The mutilated bodies of Congolese women have become an image that is made pornographic and that it is diffused freely under the idea of a feminist fight and the narrative of this tragedy is assumed by white feminists who actually fight for their own rights in a capitalist environment. This is not done to help the Congolese women and it is also done to spread the idea that this is a femicide and not a genocide. The story of Congolese women is a way to raise funds for these organizations, to write and produce documentaries that will also generate money and, -and this is perhaps the most important, it’s a way to reaffirm the idea that the black man is a savage, a predator whose violence is atavistic, mad and he is therefore the sole instrument of the eradication of his own black being. Is not also the narrative that is served to explain to the Afro- Americans that they are the very instruments of their own annihilation and their own poverty? Is that not what is said when the corporate media uses false images to say that Brown had stolen into a store and that was the reason of his death?

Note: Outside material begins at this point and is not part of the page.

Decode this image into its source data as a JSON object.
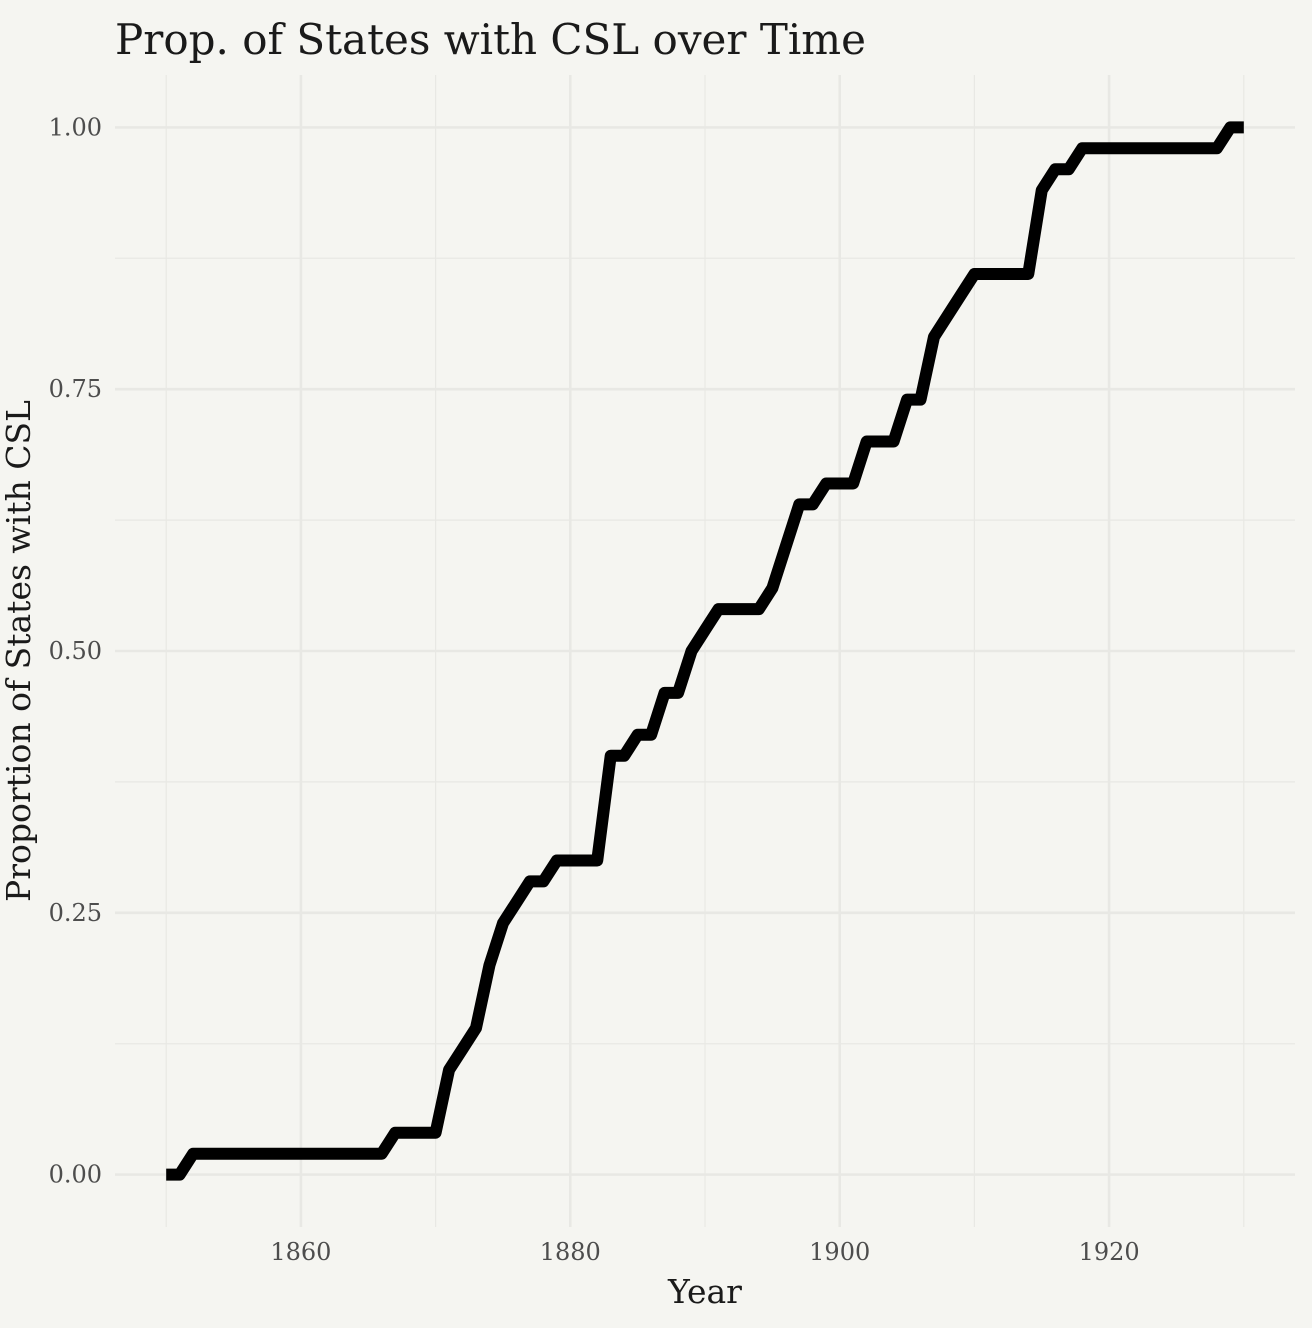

We all need to have our eyes open about the way we are treated and portrayed, and I say we because the image that is conveyed of the African man in Africa necessarily affects the way the Afro-American man is perceived. For those who are looking at us, as if we were in a cage like Lumumba said, there is no difference between a black African or an African-American. We are the ones making this difference because we think that for the white man there are good blacks and there are bad blacks. We don’t look at us through our own eyes but through the eyes of another person who has defined us as not human. When Lewis said that Ferguson is not the Congo, he shows how he is very much inhabited by this idea, he shows that for him there are good and bad Negros. When one really reflects on what is happening in Ferguson, one sees precisely that Ferguson is the Congo. The lesson of this tragedy is how we all rebuild our own histories, how we teach our children to see their lives and the lives of those who look like them as valuable, how we teach them that they are human beings and that they are part of this world even though some want to deny them this right.